Saturday 13th October: Pendeen & Hayle

I woke up (at a reasonable hour - thankfully my normal sleeping pattern has been restored over the last couple of days) and had to get on with packing and leaving as the cleaners were coming to prepare for some paying guests for next week. By a little after nine I was out of the cottage and wondering what places to stop off at on the way home. Viv Stratton had found a couple of Ring Ouzels at Buttermilk Hill yesterday so I was thinking of checking in there to see if they were still about. I didn't really have time to do the full Pendeen rounds but as I had some re-cycling to drop off by the store I thought that I'd at least check out the copse to see if my Pied Flycatcher was still about. There I met up with John Swann, a visiting birder from Manchester and also Viv Stratton and a lady photographer, all with a keen interest in the copse. It turned out that the visiting birder had found an "Irish" Coal Tit there yesterday - apparently they have yellowish cheeks and there'd been a few on Scilly in the last few days. We hung around a while and I managed to re-find the Flycatcher but there was no sign of the Tit. I thought back to the Coal Tit that I'd found in the churchyard the other day but I'd checked that carefully to see if it was a continental one and it had looked absolutely bog-standard to me. Viv mentioned that the Ouzels had gone from Buttermilk Hill so that at least saved me having to check up on them.

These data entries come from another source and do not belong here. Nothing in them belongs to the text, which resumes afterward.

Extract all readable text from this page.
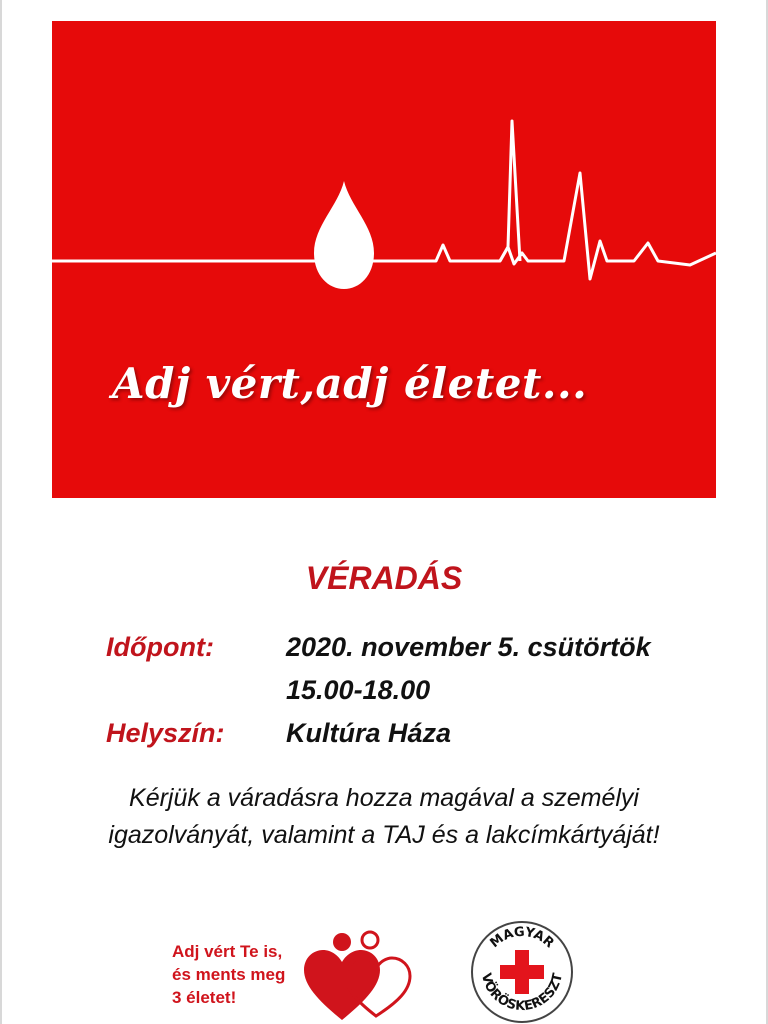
Adj vért,adj életet...
VÉRADÁS
Időpont:	2020. november 5. csütörtök
15.00-18.00
Helyszín: Kultúra Háza
Kérjük a váradásra hozza magával a személyi
igazolványát, valamint a TAJ és a lakcímkártyáját!
Adj vért Te is,
és ments meg
3 életet!
MAGYAR
VÖRÖSKERESZT
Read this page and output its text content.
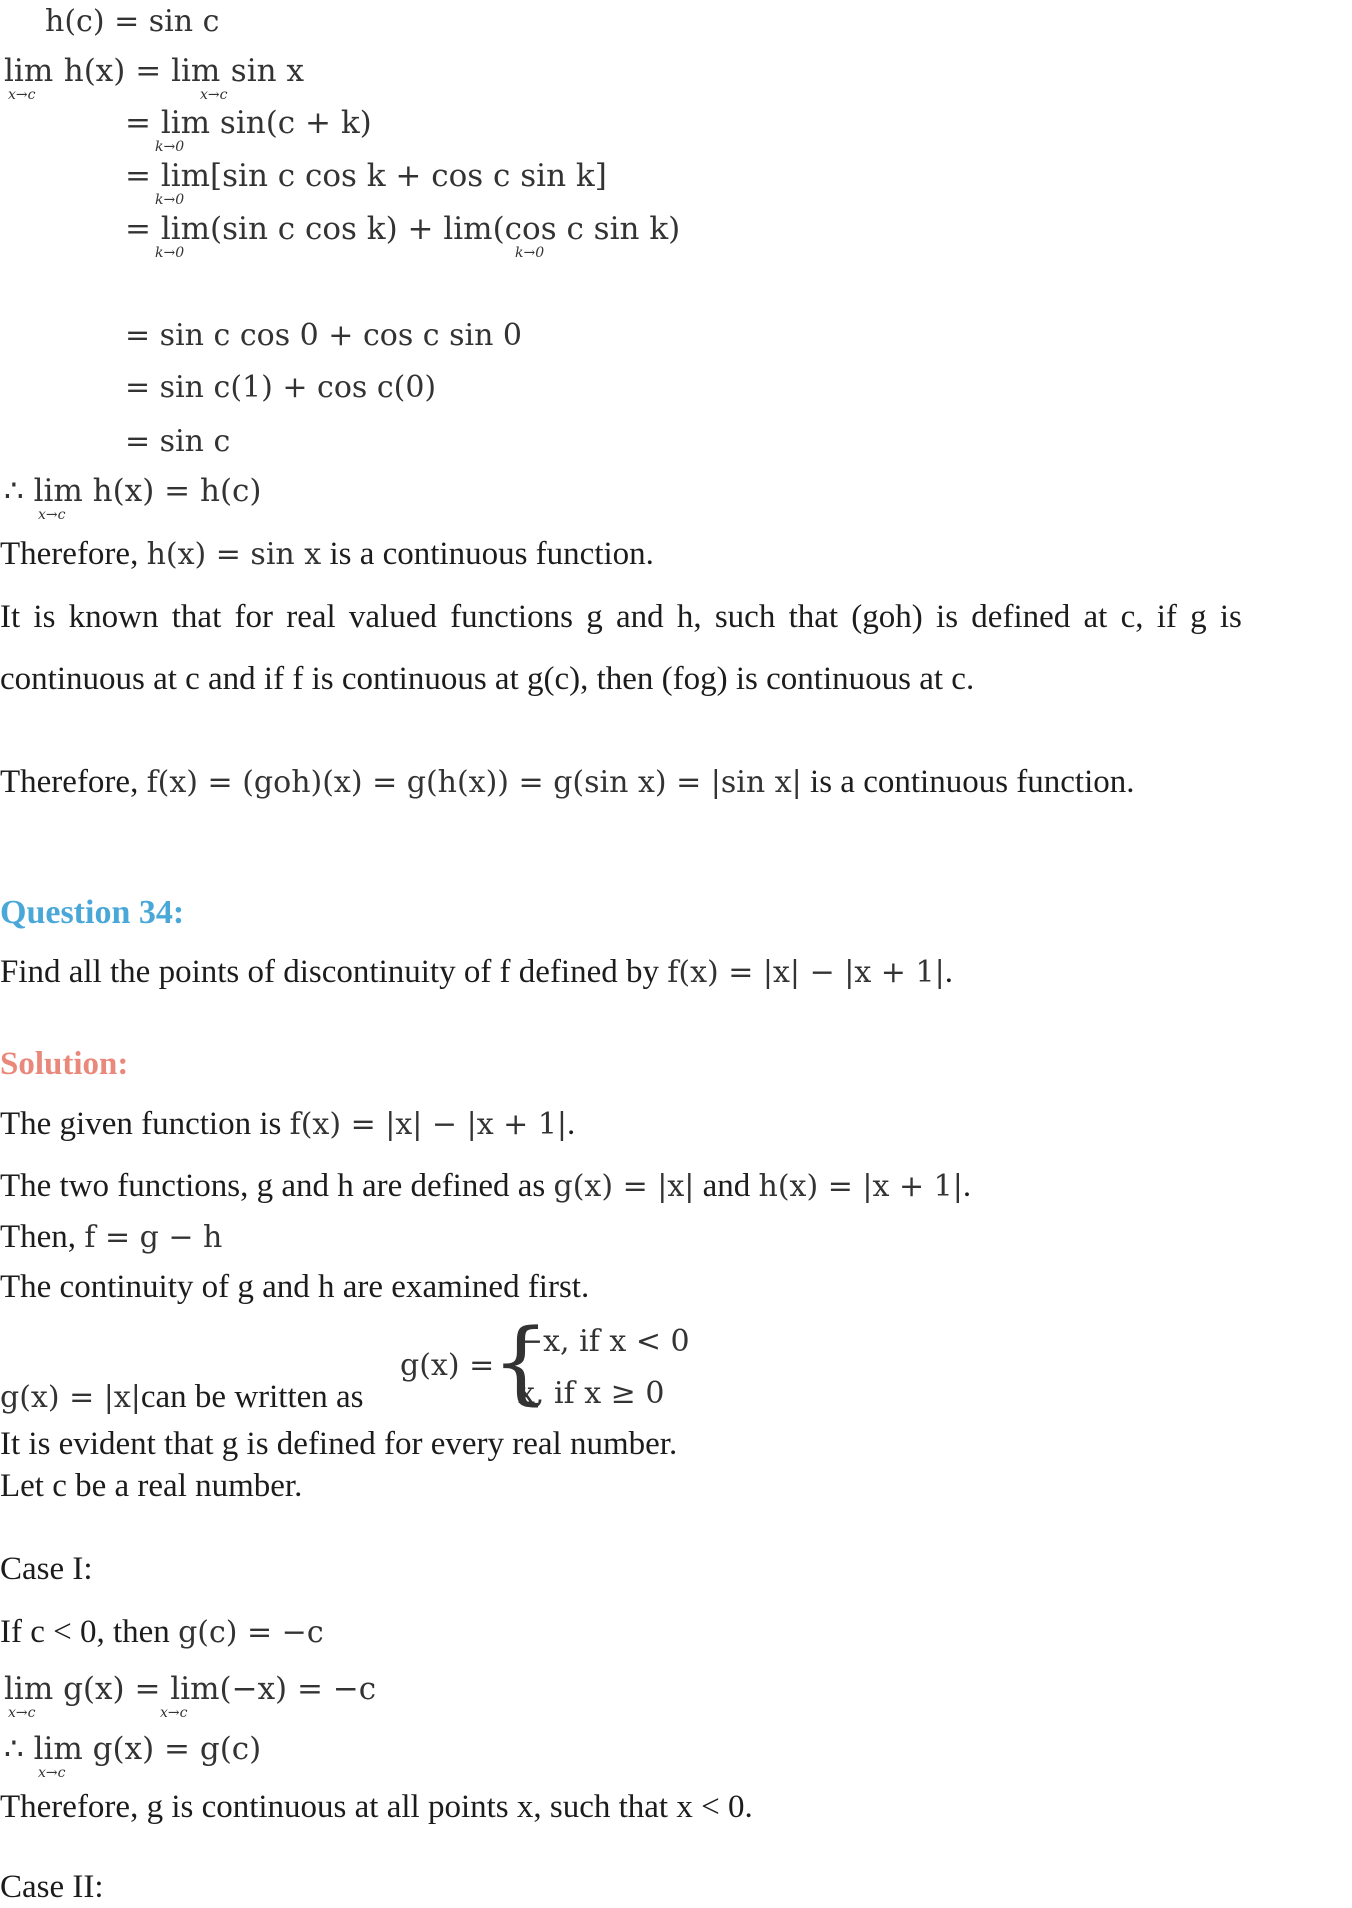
h(c) = sin c
lim
x→c
h(x) = lim
x→c
sin x
= lim sin(c + k)
k→0
= lim[sin c cos k + cos c sin k]
k→0
= lim(sin c cos k) + lim(cos c sin k)
k→0	k→0
= sin c cos 0 + cos c sin 0
= sin c(1) + cos c(0)
= sin c
∴ lim h(x) = h(c)
x→c
Therefore, h(x) = sin x is a continuous function.
It is known that for real valued functions g and h, such that (goh) is defined at c, if g is
continuous at c and if f is continuous at g(c), then (fog) is continuous at c.
Therefore, f(x) = (goh)(x) = g(h(x)) = g(sin x) = |sin x| is a continuous function.
Question 34:
Find all the points of discontinuity of f defined by f(x) = |x| − |x + 1|.
Solution:
The given function is f(x) = |x| − |x + 1|.
The two functions, g and h are defined as g(x) = |x| and h(x) = |x + 1|.
Then, f = g − h
The continuity of g and h are examined first.
g(x) =
{
−x, if x < 0
x, if x ≥ 0
g(x) = |x|can be written as
It is evident that g is defined for every real number.
Let c be a real number.
Case I:
If c < 0, then g(c) = −c
lim g(x) = lim(−x) = −c
x→c	x→c
∴ lim g(x) = g(c)
x→c
Therefore, g is continuous at all points x, such that x < 0.
Case II:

My Pendeen Pied Flycatcher posed well in the sunlight this morning

Next item on the journey home was a brief stop-off at Hayle where there were still remarkably few waders: I could only find a single Bar-tailed Godwit and a handful of Redshank. I checked my RBA text messages to see if there was anything to keep me in Cornwall a while longer: a Corncrake at Porthgwarra was no doubt un-twitchable and there was nothing else of note so I pointed the Gnome-mobile up the A30 and headed off.

Hayle Estuary Curlew

There'd been remarkably little of interest en route to tempt me and the only thing that I could come up with was a Richards Pipit at Budleigh Salterton in Devon which was fortunately just a little way off the M5 so wouldn't be too much of a detour. It was reported as being in a field of long grass near the mouth of the River Otter. Some quarter of an hour off the motorway I duly found the field with no sign of any large pipits. A few other birders turned up and we wandered along the coast path a little way but to no avail. After a while I admitted defeat and headed back to the car with "a nice walk" the best that I could salvage from my detour. The rest of my journey was uneventful and I arrived back to my VLW and our lovely children early evening, tired but content with what had been a most enjoyable week in my favourite part of the country.